Major gaps in knowledge of swine flu, say scientists
Scientists trying to gauge the severity of the threat of a swine influenza pandemic face many important knowledge gaps.
Even the death toll from the outbreak, which is thought to have begun more than a month ago in Mexico, and has now spread to several continents, is open to question. Some 150 people have died in Mexico but the number of cases, dead or alive, that have actually been confirmed in the laboratory is much lower at 26 — which means there is little data available for scientists attempting to assess the virus.
Similarly little is known about the epidemiology of the virus. Yesterday (27 April) the WHO increased its influenza pandemic alert level from phase 3 to phase 4, indicating that they believe 'sustained' human-to-human transmission is occurring. But there is much more to learn about how the virus is transmitted.
"We don't really know the mortality rate, we don't really know which age groups are affected," says Sandra Mounier-Jack, lecturer in health policy and expert in pandemic preparedness at the London School of Hygiene and Tropical Medicine.
"We don't know the cause of death — I think that's really important, what are people dying of? Until we have more epidemiological information it's very difficult to make any kind of judgement [about pandemic potential]."
Jonathan Read, lecturer in infectious diseases at the University of Liverpool, says: "One of the key things from an epidemiological viewpoint would be how many cases we've actually got of this and how quickly they're building up or not. From that you can work out some key epidemiological parameters and get some estimate of whether a pandemic — or a large epidemic — is likely or not."
He told SciDev.Net that there is a parameter known as R0, "which encapsulates how transmissible a disease can be between individuals. The higher that number is, the harder it is to control the disease." Finding out the R0 will help to assess how serious the threat from swine influenza is, he says.
Keiji Fukuda, assistant director-general for Health Security and Environment at the WHO said at a press briefing yesterday that the WHO is working hard to document how transmissible the disease is, among other factors such as the virus's incubation period — how long symptoms appear after a person is infected. "We have a minimal amount of data about some of the factors," he said.
There is also conflicting data about the severity of the disease.
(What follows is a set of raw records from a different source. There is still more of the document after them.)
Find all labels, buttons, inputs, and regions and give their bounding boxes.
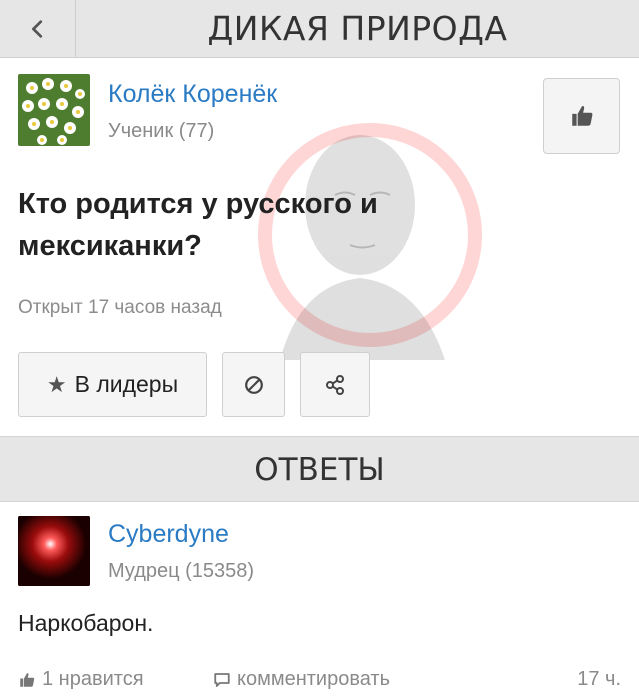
answer-footer: 1 нравится комментировать 17 ч. <box>18 664 621 694</box>
answer-text: Наркобарон. <box>18 610 154 636</box>
answer-author-rank: Мудрец (15358) <box>108 560 255 582</box>
author-name-link[interactable]: Колёк Коренёк <box>108 80 277 109</box>
thumbs-up-icon <box>571 105 592 126</box>
answer-time: 17 ч. <box>577 668 621 690</box>
page-title: ДИКАЯ ПРИРОДА <box>207 9 508 48</box>
answer-author-name-link[interactable]: Cyberdyne <box>108 520 229 549</box>
comment-button[interactable]: комментировать <box>213 668 390 691</box>
avatar[interactable] <box>18 74 90 146</box>
like-button[interactable] <box>543 78 620 154</box>
answer-likes-count: 1 нравится <box>42 668 144 690</box>
answer-like-button[interactable]: 1 нравится <box>18 668 144 691</box>
to-leaders-button[interactable]: ★ В лидеры <box>18 352 207 417</box>
comment-label: комментировать <box>237 668 391 690</box>
red-light-image <box>18 516 90 586</box>
question-text: Кто родится у русского и мексиканки? <box>18 188 378 262</box>
report-button[interactable] <box>222 352 285 417</box>
answers-section-header: ОТВЕТЫ <box>0 436 639 502</box>
star-icon: ★ <box>46 371 67 397</box>
answer-avatar[interactable] <box>18 516 90 586</box>
thumbs-up-icon <box>20 672 35 687</box>
back-button[interactable] <box>0 0 76 58</box>
ban-icon <box>244 375 263 394</box>
comment-icon <box>214 672 230 687</box>
top-bar: ДИКАЯ ПРИРОДА <box>0 0 639 58</box>
share-icon <box>326 374 344 395</box>
author-rank: Ученик (77) <box>108 120 215 142</box>
to-leaders-label: В лидеры <box>74 371 179 397</box>
daisy-flowers-image <box>18 74 90 146</box>
chevron-left-icon <box>31 20 42 38</box>
share-button[interactable] <box>300 352 370 417</box>
question-opened-time: Открыт 17 часов назад <box>18 297 222 318</box>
No one outside Mexico has died, and most cases outside the country have been mild and easily treatable with antiviral drugs.
"There's no good explanation [for why people are dying in Mexico and not anywhere else] although there are very few confirmed cases outside of Mexico yet so we need to be cautious about extrapolating that," says Read.
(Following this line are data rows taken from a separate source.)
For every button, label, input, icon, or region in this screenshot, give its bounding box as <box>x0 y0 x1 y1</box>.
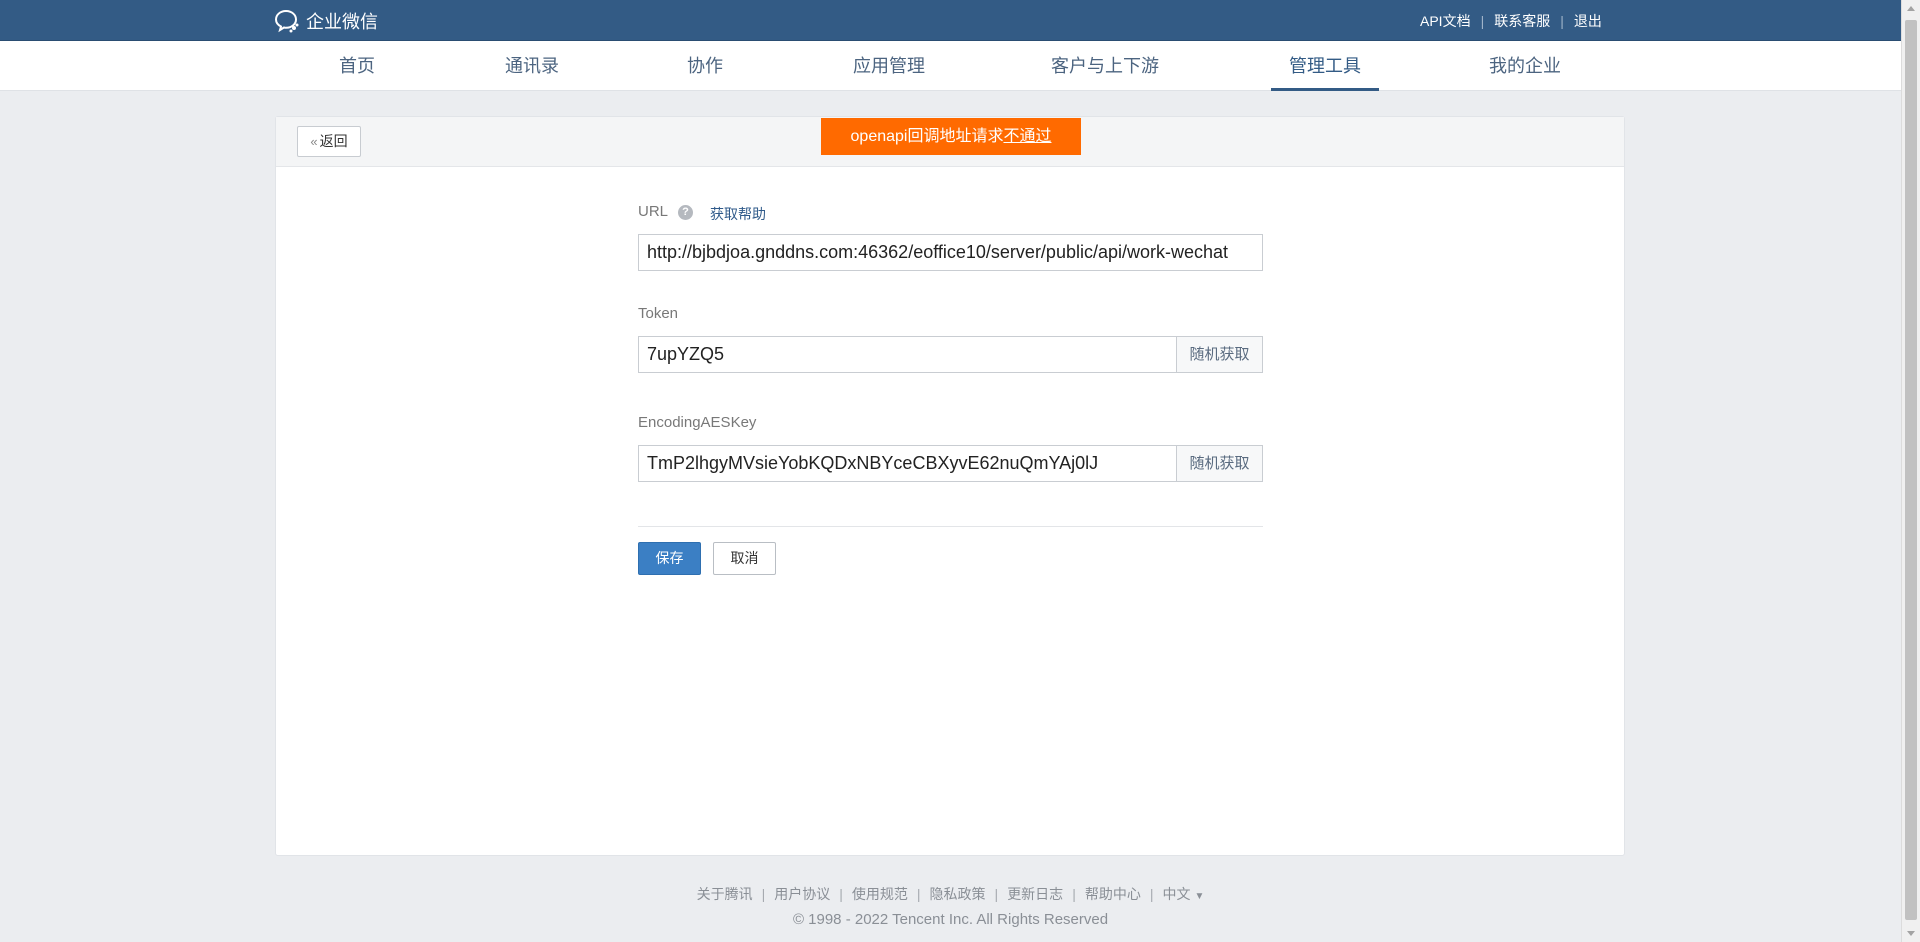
main-nav: 首页 通讯录 协作 应用管理 客户与上下游 管理工具 我的企业 <box>0 41 1901 91</box>
token-label: Token <box>638 305 679 322</box>
contact-support-link[interactable]: 联系客服 <box>1494 11 1550 31</box>
back-label: 返回 <box>319 133 348 149</box>
nav-management-tools[interactable]: 管理工具 <box>1271 41 1379 91</box>
aes-key-random-button[interactable]: 随机获取 <box>1177 445 1263 482</box>
language-selector[interactable]: 中文 ▼ <box>1162 886 1204 902</box>
error-toast: openapi回调地址请求不通过 <box>821 118 1081 155</box>
nav-collaboration[interactable]: 协作 <box>680 41 730 91</box>
url-label: URL <box>638 203 669 220</box>
scroll-down-icon[interactable] <box>1907 931 1915 936</box>
logout-link[interactable]: 退出 <box>1574 11 1602 31</box>
wecom-logo-icon <box>274 9 299 33</box>
scroll-up-icon[interactable] <box>1907 6 1915 11</box>
footer-link-rules[interactable]: 使用规范 <box>852 886 908 902</box>
aes-key-input[interactable]: TmP2lhgyMVsieYobKQDxNBYceCBXyvE62nuQmYAj… <box>638 445 1177 482</box>
language-label: 中文 <box>1162 886 1191 902</box>
back-button[interactable]: «返回 <box>297 126 361 157</box>
alert-prefix: openapi回调地址请求 <box>850 128 1004 145</box>
alert-suffix: 不通过 <box>1003 128 1052 145</box>
question-icon[interactable]: ? <box>678 205 693 220</box>
nav-my-enterprise[interactable]: 我的企业 <box>1480 41 1570 91</box>
footer-link-about[interactable]: 关于腾讯 <box>697 886 753 902</box>
save-button[interactable]: 保存 <box>638 542 701 575</box>
footer-link-privacy[interactable]: 隐私政策 <box>930 886 986 902</box>
nav-customers[interactable]: 客户与上下游 <box>1050 41 1160 91</box>
separator: | <box>1560 13 1564 29</box>
nav-app-management[interactable]: 应用管理 <box>847 41 931 91</box>
token-input[interactable]: 7upYZQ5 <box>638 336 1177 373</box>
top-links: API文档 | 联系客服 | 退出 <box>1420 11 1901 31</box>
api-docs-link[interactable]: API文档 <box>1420 11 1471 31</box>
cancel-button[interactable]: 取消 <box>713 542 776 575</box>
footer-link-agreement[interactable]: 用户协议 <box>774 886 830 902</box>
nav-contacts[interactable]: 通讯录 <box>499 41 565 91</box>
url-input[interactable]: http://bjbdjoa.gnddns.com:46362/eoffice1… <box>638 234 1263 271</box>
page-scrollbar[interactable] <box>1901 0 1920 942</box>
card-header: «返回 openapi回调地址请求不通过 <box>276 117 1624 167</box>
config-card: «返回 openapi回调地址请求不通过 URL ? 获取帮助 http://b… <box>275 116 1625 856</box>
form-divider <box>638 526 1263 527</box>
get-help-link[interactable]: 获取帮助 <box>710 204 766 224</box>
footer-link-changelog[interactable]: 更新日志 <box>1007 886 1063 902</box>
copyright: © 1998 - 2022 Tencent Inc. All Rights Re… <box>792 911 1109 928</box>
caret-down-icon: ▼ <box>1194 891 1205 902</box>
aes-key-label: EncodingAESKey <box>638 414 757 431</box>
nav-home[interactable]: 首页 <box>327 41 387 91</box>
top-bar: 企业微信 API文档 | 联系客服 | 退出 <box>0 0 1901 41</box>
double-chevron-left-icon: « <box>310 134 318 149</box>
footer-link-help[interactable]: 帮助中心 <box>1085 886 1141 902</box>
logo-text: 企业微信 <box>306 12 378 32</box>
logo[interactable]: 企业微信 <box>274 8 378 34</box>
footer-links: 关于腾讯 | 用户协议 | 使用规范 | 隐私政策 | 更新日志 | 帮助中心 | 中文 ▼ <box>696 886 1205 902</box>
scrollbar-thumb[interactable] <box>1905 20 1917 920</box>
token-random-button[interactable]: 随机获取 <box>1177 336 1263 373</box>
separator: | <box>1480 13 1485 29</box>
It could be that there simply aren't enough cases outside Mexico for the virus' ability to kill people to have been manifested.
Another possibility put forward by scientists is that, in Mexico, victims are dying of secondary infections because the healthcare system is not reaching them in time and there is widespread antibiotic resistance.
It is even possible that the virus is gradually adapting to its human hosts and becoming less dangerous as it passes from person to person. Fukuda, however, has rejected this theory on the basis that all samples of the virus examined so far have been very similar.
"What we need to know is why we're seeing a different disease spectrum in Mexico than we're seeing [in the United States]. As we continue to look I expect that we will see additional cases and I expect that the spectrum of disease will expand," Richard Besser, the acting head of the US Centers for Disease Control and Prevention, told a press briefing yesterday.
There are also reports that most of the deaths in Mexico have been in young to middle-aged adults — all of those who have died were aged between 20 and 50, Health Minister Jose Angel Cordova told the BBC.
This is a hallmark of the 1918 flu pandemic, says Read. "The thinking is that if you've got a fit, active immune system it goes over the top in trying to fight the disease and that's what causes most of the disease symptoms and causes a build-up of too much fluid in the lungs."
Even the genetic makeup of the virus is under debate. Scientists agree that it is a H1N1 virus — named because of the types of haemagglutinin and neuraminidase proteins that it possesses. According to some analyses it is made up of an assortment of human, swine and avian influenza genetic material, while the WHO is saying it is made up of largely swine influenza genes.
"By and large when you analyse this virus it is a swine influenza virus," said Fukuda. "I appreciate the difficulty of keeping all of this straight but these are new viruses — they're new for pigs and they're new for people."